The shaman’s boneless mantle bobbed slightly toward her—an octopodian bow. “The ‘thing’ respectfully acknowledges your thanks,” he replied dryly. “Without my intervention you would have surely suffocated.”
A talking
octopus. A talking cuttlefish. I’m dreaming for sure, she told herself. If only she didn’t feel so—so—overtly wet. Could she be sweating in her sleep, inside her restrictive diveskin?
“I’m a human being.” A hint of desperation had crept into her voice. She turned to the spear-carrier. “A person, just like—well, maybe not just like you.”
“A merson?” Chachel frowned. “It is true that you look like one now, but that is thanks to Oxothyr’s miraculous intercession. Before, you looked like a demon. The dead of your kind are known to us, albeit they are found very rarely.”
“Dead …?” It was her turn to look confused. “Oh, you mean drowned. You call yourselves ‘mersons’?”
“We do not ‘call’ ourselves anything.” Be it demon or mage-inveigled changeling, he was finding this creature less and less to his liking. “Merson is what we are. Do you have a name, dem—do you have a name?”
“Irina.” She did not see any point in giving her full name.

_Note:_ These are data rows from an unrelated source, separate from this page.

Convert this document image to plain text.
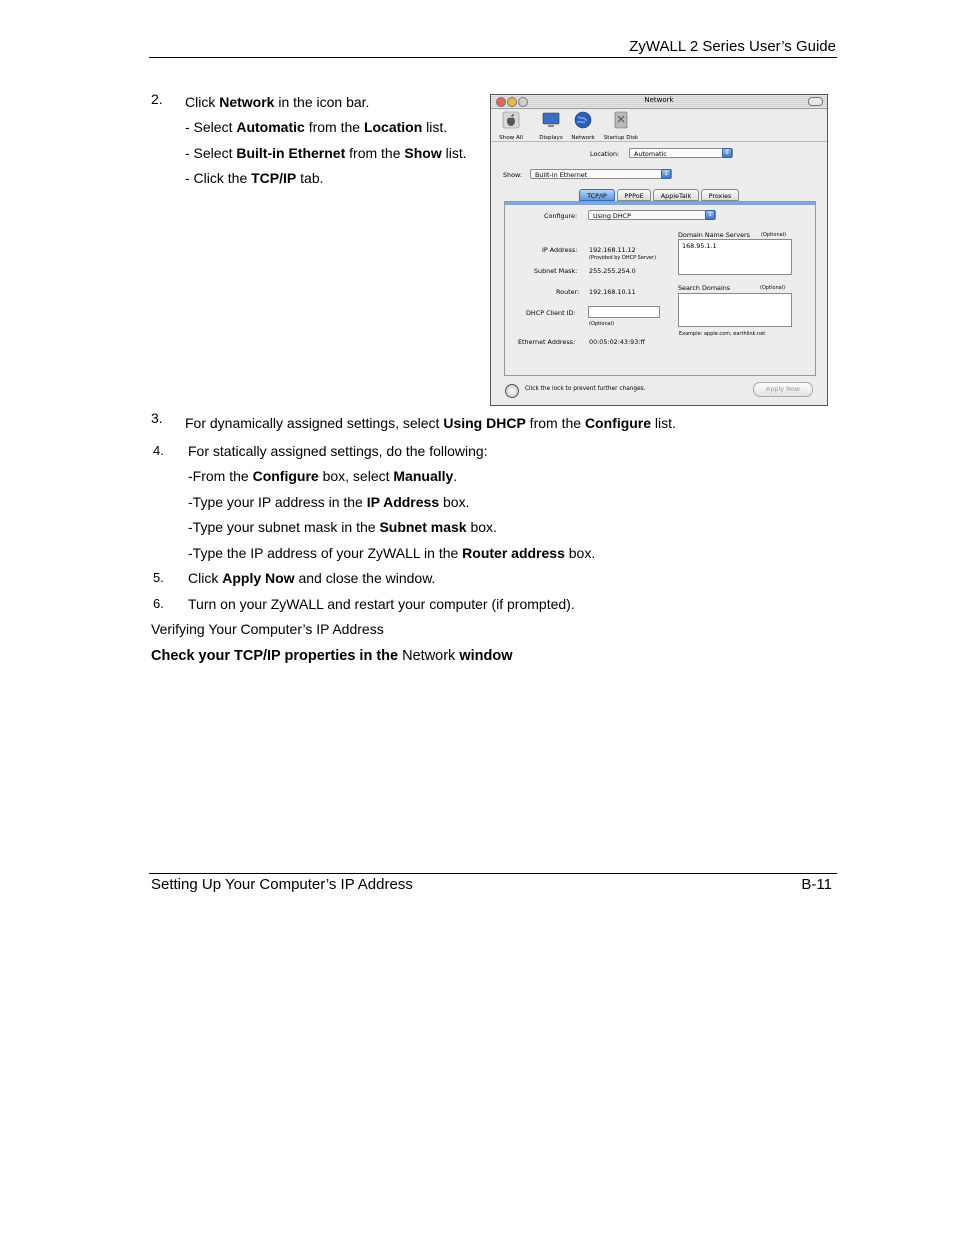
ZyWALL 2 Series User’s Guide
2. Click Network in the icon bar.
- Select Automatic from the Location list.
- Select Built-in Ethernet from the Show list.
- Click the TCP/IP tab.
Network
Show All	Displays	Network	Startup Disk
Location:	Automatic	↕
Show:	Built-in Ethernet	↕
TCP/IP	PPPoE	AppleTalk	Proxies
Configure:	Using DHCP	↕
IP Address: 192.168.11.12
(Provided by DHCP Server)
Subnet Mask: 255.255.254.0
Router: 192.168.10.11
DHCP Client ID:
(Optional)
Ethernet Address: 00:05:02:43:93:ff
Domain Name Servers (Optional)
168.95.1.1
Search Domains	(Optional)
Example: apple.com, earthlink.net
Click the lock to prevent further changes.	Apply Now
3. For dynamically assigned settings, select Using DHCP from the Configure list.
4. For statically assigned settings, do the following:
-From the Configure box, select Manually.
-Type your IP address in the IP Address box.
-Type your subnet mask in the Subnet mask box.
-Type the IP address of your ZyWALL in the Router address box.
5. Click Apply Now and close the window.
6. Turn on your ZyWALL and restart your computer (if prompted).
Verifying Your Computer’s IP Address
Check your TCP/IP properties in the Network window
Setting Up Your Computer’s IP Address	B-11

“I am Chachel.” He gestured to his left. “This is my friend and hunting companion, Glint. You have been save-transformed by the esteemed shaman Oxothyr, whose skills are celebrated throughout the length and breadth of the Keleagh Plain and even unto the depths beyond. And you still have not explained what happened to you.”
She nodded understandingly. Apparently the gesture meant the same in her dream as it did anywhere else. “I was diving—I am diving. I got separated from the rest of the group, I don’t know how. We were diving around an island. I went off by myself, which I know I shouldn’t have done, but I did it. When I surfaced there was no sign of the island, the dive boat, or my fellow divers. All I can think is that I fell asleep or otherwise lost consciousness for awhile, got caught in a strong current, and swept away. I’m not sure how long I spent drifting until now—a day, two days, a week. It was hot, and I think I lost my mind for awhile. I don’t know. All I do know is that I’d really, really like to wake up.”